—Je suis désolée, ma cousine! Mais je me suis trouvée retardée…

—Enfin, vous vous en expliquerez avec lui! Il a d'ailleurs dit aussitôt: "Myrtô n'a pu être retenue que par un devoir… à moins qu'elle ne se soit trouvée souffrante!" C'est pour m'assurer de la non-existence de ce dernier motif que je suis entée chez vous en passant… Vous me voyez encore toute stupéfiée, Myrtô! Il est tellement changé! Le voilà redevenu le prince Milcza d'autrefois—le prince charmeur, comme on l'appelait à Paris et à Vienne. Il semble plus jeune, il a dépouillé cette apparence glacée qui nous semblait si pénible, il s'est montré vraiment aimable pour tous. Je crois qu'Irène doit avoir bien deviné… que l'idée d'un second mariage n'est pas étrangère à cette transformation. Peut-être la vicomtesse de Soliers… Elle est fort bien, et surtout très intelligente, douée d'un esprit piquant… Enfin, nous verrons. Pour le moment il nous suffit de noter les changements dont nous allons être les témoins… enchantés, du reste. Mon fils m'a informée que désormais le dîner, auquel il prendra part, aura lieu dans la salle des Banquets, comme autrefois, mais sans la tenue du soir lorsque nous ne serons qu'entre nous, car il tient, m'a-t-il dit, à conserver à ce repas un caractère intime. Vous pourrez donc, Myrtô, vous habiller comme à l'ordinaire.

L'avis était superflu, Myrtô n'ayant qu'une seule robe tant soit peu élégante, qu'elle mettait chaque jour pour le dîner et qui aurait fait pauvre figure près des robes ouvertes de ses cousines, si le prince Milcza avait voulu maintenir le grand apparat qui présidait jadis à ce repas du soir.

Elle descendit quelque temps avant le dîner, dans l'intention de ranger son ouvrage qu'elle se rappelait avoir laissé dans le salon où se tenaient la comtesse et ses enfants. La pièce n'était, ce soir, que faiblement éclairée. En revanche, le salon voisin—le salon des Princesses, comme on le désignait—se trouvait brillamment illuminé.

Comme Myrtô achevait d'enfermer sa broderie dans un sac à ouvrage, le bruit d'une porte qui s'ouvrait dans ce salon la fit se retourner un peu… C'était le prince Milcza qui entrait.

Non pas le prince Milcza jusque-là connu de Myrtô, mais celui du portrait vu par elle à Paris.
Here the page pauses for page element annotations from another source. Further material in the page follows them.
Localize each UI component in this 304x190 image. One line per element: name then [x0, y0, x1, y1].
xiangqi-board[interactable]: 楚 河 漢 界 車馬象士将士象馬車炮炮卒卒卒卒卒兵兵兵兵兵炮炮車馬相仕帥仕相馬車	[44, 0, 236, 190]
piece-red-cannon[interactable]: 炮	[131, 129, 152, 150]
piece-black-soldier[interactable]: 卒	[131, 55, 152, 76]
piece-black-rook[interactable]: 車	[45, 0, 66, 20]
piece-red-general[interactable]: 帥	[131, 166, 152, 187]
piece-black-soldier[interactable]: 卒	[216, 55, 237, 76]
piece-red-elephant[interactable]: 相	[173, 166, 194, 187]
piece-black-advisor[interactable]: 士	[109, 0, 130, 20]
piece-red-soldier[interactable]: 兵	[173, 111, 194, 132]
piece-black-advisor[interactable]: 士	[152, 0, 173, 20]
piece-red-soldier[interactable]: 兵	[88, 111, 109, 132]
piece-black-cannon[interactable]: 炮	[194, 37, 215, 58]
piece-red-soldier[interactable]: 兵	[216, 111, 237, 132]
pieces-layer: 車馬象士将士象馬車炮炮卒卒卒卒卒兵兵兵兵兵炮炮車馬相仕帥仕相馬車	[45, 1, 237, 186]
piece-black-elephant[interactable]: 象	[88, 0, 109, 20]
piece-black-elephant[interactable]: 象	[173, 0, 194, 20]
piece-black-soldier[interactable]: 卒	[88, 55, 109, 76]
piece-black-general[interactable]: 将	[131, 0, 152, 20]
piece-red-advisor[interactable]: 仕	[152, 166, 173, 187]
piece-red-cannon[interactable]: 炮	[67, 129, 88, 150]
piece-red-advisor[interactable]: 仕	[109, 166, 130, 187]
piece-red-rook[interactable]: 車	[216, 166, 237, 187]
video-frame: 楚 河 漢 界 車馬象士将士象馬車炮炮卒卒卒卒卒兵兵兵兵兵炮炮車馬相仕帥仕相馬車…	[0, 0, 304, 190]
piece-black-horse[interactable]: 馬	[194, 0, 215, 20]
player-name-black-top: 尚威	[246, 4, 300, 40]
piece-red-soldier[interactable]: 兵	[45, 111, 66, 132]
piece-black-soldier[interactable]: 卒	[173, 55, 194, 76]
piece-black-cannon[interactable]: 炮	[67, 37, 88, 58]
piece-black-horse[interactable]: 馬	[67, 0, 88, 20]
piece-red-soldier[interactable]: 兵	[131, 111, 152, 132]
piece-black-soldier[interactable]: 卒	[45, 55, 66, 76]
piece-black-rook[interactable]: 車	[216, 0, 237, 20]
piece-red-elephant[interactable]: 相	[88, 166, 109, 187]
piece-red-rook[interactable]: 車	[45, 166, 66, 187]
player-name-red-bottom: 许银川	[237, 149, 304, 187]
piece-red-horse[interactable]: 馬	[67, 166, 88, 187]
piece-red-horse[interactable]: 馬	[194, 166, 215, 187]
Sa mère avait raison, il semblait rajeuni. Cette impression était-elle due à la coupe élégante de sa coiffure autrefois un peu étrange, à la recherche discrète de sa tenue, jadis simplement correcte et tout à fait éloignée de la mode, à son allure plus vive, plus décidée?… ou bien à l'expression adoucie de sa physionomie et à l'absence de ce pli amer des lèvres, de cette sombre tristesse du regard que Myrtô avait encore remarqués, bien qu'atténués et intermittents, pendant la veillée de Noël?

Elle pouvait l'observer à son aise, car il s'était arrêté au milieu du salon, en jetant un coup d'oeil autour de lui…. Et voici qu'elle n'osait avancer, saisie d'une gêne étrange devant le prince Milcza si différent de l'être souffrant et révolté qui avait si profondément ému son âme charitable.

Mais il vit tout à coup la mince silhouette vêtue de noir qui se dessinait au milieu de la pièce voisine, dans la clarté atténuée. Il eut une exclamation joyeuse et s'avança vivement, les mains tendues…

—Enfin, Myrtô! Savez-vous que j'ai fort envie de vous adresser des reproches?

Tout en parlant ainsi d'un ton de bonheur contenu, il s'inclinait et portait à ses lèvres la main de la jeune fille.